New study reveals how MRSA infection can permanently harm immune function
By SUE MCGREEVEY
Methicillin-resistant Staphylococcus aureus bacteria (yellow) and a dead human white blood cell. Image: National Institute of Allergy and Infectious Diseases.
Infections of the skin or other soft tissues by the hard-to-treat MRSA (methicillin-resistant Staphylococcus aureus) bacteria appear to permanently compromise the lymphatic system, which is crucial to immune system function.
"MRSA-induced impairment persisted long after the infection was resolved and the inflammation had stopped” - Timothy Padera
In a report published online in Science Translational Medicine, Harvard Medical School investigators based at Massachusetts General Hospital describe findings that MRSA infection impairs the ability of lymphatic vessels to pump lymphatic fluid to lymph nodes in mouse models, which may contribute to the frequent recurrences of MRSA infection experienced by patients.
“We found that MRSA produces toxins that kill the muscle cells critical to the pumping of lymph,” said senior study author Timothy Padera, HMS associate professor of radiation oncology at Mass General.
“MRSA with a genetic deficiency that lowers the amount of toxin produced does not kill lymphatic muscle cells, which both supports the role for bacterial toxins in the post-MRSA impairment of lymphatic function and may also suggest a possible treatment strategy,” he added.
Serious skin infections called cellulitis are reported in about 14 million U.S. patients annually, with as many as 30 percent caused by MRSA. Serious cases requiring intravenous antibiotics lead to 500,000 hospitalizations each year, and 50,000 of those patients will have recurrent infections that require hospital readmission within a month.
Patients with lymphedema—swelling and fluid buildup caused by damage to or blockage of the lymphatic system—are particularly prone to recurrent infections, which can exacerbate existing lymphedema. But until now, no studies have investigated the potential interactions between bacterial infections and lymphatic function.
In contrast to the cardiovascular system, in which blood is propelled through arteries and veins by the pumping of the heart, in the lymphatic system, lymphatic fluid—which carries immune cells and other important factors—is pumped along by the contraction of the lymphatic vessels, driven by lymphatic muscle cells.
Experiments in mouse models of MRSA tissue infections revealed that the infection itself cleared within 30 days and associated inflammation was gone within 60 days. But the lymphatic vessels in MRSA-infected tissues showed abnormalities, including increased vessel diameter and weaker, less frequent contractions, that were still present 120 days after the induction of infection.
Close examination revealed that the number of lymphatic muscle cells surrounding lymphatic vessels was depleted as late as 260 days after infection.
“We had assumed that we would find results similar to our previous measures of impaired lymphatic function in inflammation that was not associated with an infection,” Padera said. “But while lymph pumping was restored after the resolution of sterile inflammation, MRSA-induced impairment persisted long after the infection was resolved and the inflammation had stopped.”

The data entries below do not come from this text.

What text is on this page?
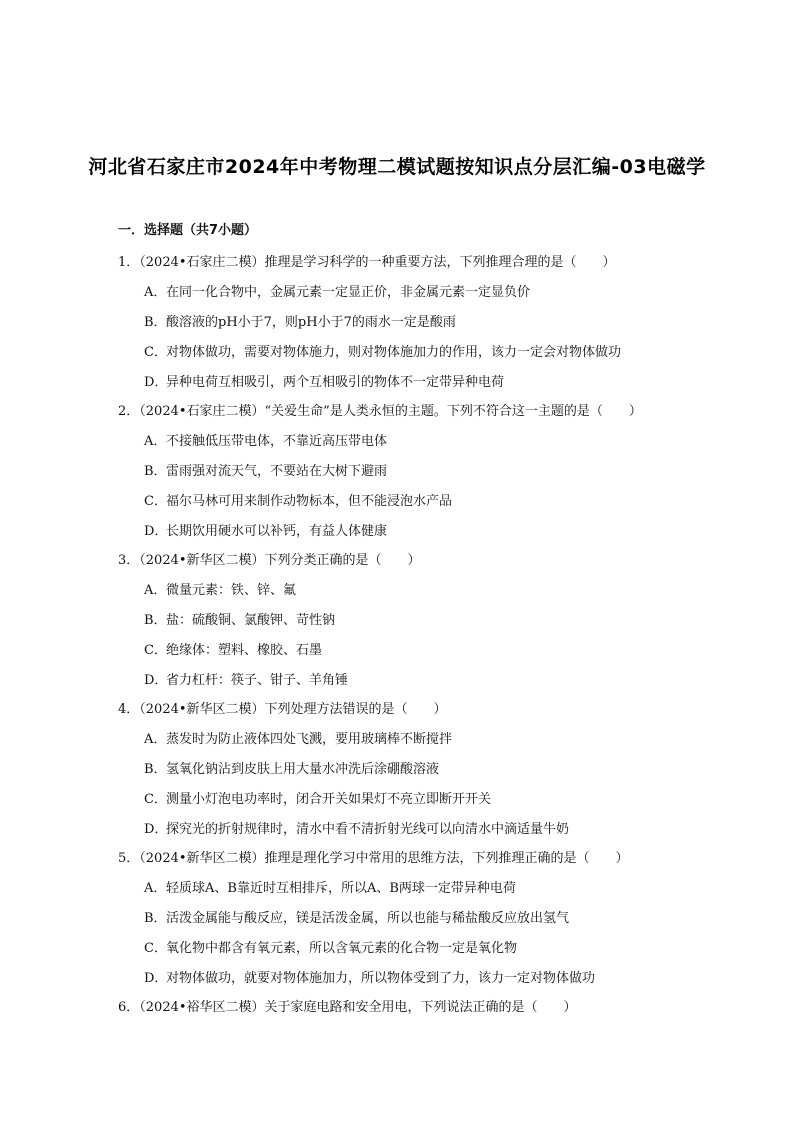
河北省石家庄市2024年中考物理二模试题按知识点分层汇编-03电磁学
一．选择题（共7小题）
1．（2024•石家庄二模）推理是学习科学的一种重要方法，下列推理合理的是（　　）
A．在同一化合物中，金属元素一定显正价，非金属元素一定显负价
B．酸溶液的pH小于7，则pH小于7的雨水一定是酸雨
C．对物体做功，需要对物体施力，则对物体施加力的作用，该力一定会对物体做功
D．异种电荷互相吸引，两个互相吸引的物体不一定带异种电荷
2．（2024•石家庄二模）“关爱生命”是人类永恒的主题。下列不符合这一主题的是（　　）
A．不接触低压带电体，不靠近高压带电体
B．雷雨强对流天气，不要站在大树下避雨
C．福尔马林可用来制作动物标本，但不能浸泡水产品
D．长期饮用硬水可以补钙，有益人体健康
3．（2024•新华区二模）下列分类正确的是（　　）
A．微量元素：铁、锌、氟
B．盐：硫酸铜、氯酸钾、苛性钠
C．绝缘体：塑料、橡胶、石墨
D．省力杠杆：筷子、钳子、羊角锤
4．（2024•新华区二模）下列处理方法错误的是（　　）
A．蒸发时为防止液体四处飞溅，要用玻璃棒不断搅拌
B．氢氧化钠沾到皮肤上用大量水冲洗后涂硼酸溶液
C．测量小灯泡电功率时，闭合开关如果灯不亮立即断开开关
D．探究光的折射规律时，清水中看不清折射光线可以向清水中滴适量牛奶
5．（2024•新华区二模）推理是理化学习中常用的思维方法，下列推理正确的是（　　）
A．轻质球A、B靠近时互相排斥，所以A、B两球一定带异种电荷
B．活泼金属能与酸反应，镁是活泼金属，所以也能与稀盐酸反应放出氢气
C．氧化物中都含有氧元素，所以含氧元素的化合物一定是氧化物
D．对物体做功，就要对物体施加力，所以物体受到了力，该力一定对物体做功
6．（2024•裕华区二模）关于家庭电路和安全用电，下列说法正确的是（　　）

“This persistence long after bacteria have been cleared can be explained by the loss of lymphatic muscle cells,” he said.
Exposure of cultured mouse and human lymphatic or smooth muscle cells to the proteins produced by MRSA led to the death of these cells, and detailed analysis of MRSA-produced proteins identified a significant number of known pathogenic toxins.
Since expression of many MRSA toxins is controlled by a genetic element called the accessory gene regulator (agr), the team tested a mutant form of MRSA lacking the agr against several types of cultured cells and in their animal model.
The agr-mutant MRSA did not produce the muscle cell-killing proteins, and lymphatic function—including the strength and frequency of vessel contraction—was significantly better in mice infected with the mutant strain than in animals infected with a nonmutated strain.
“Our results strongly suggest that targeting the action of the agr during and after MRSA infection may preserve lymphatic muscle cells and, as a result, lymphatic function,” Padera said. “Now we need to confirm whether MRSA infection leads to impaired lymphatic function in humans and identify the specific MRSA toxins that cause the death of lymphatic muscle cells.”
Support for the study includes National Institutes of Health grants R21 AI097745, DP2 OD008780, R01 CA214913 and R01HL128168, along with support from the MGH Executive Committee on Research Interim Support Fund.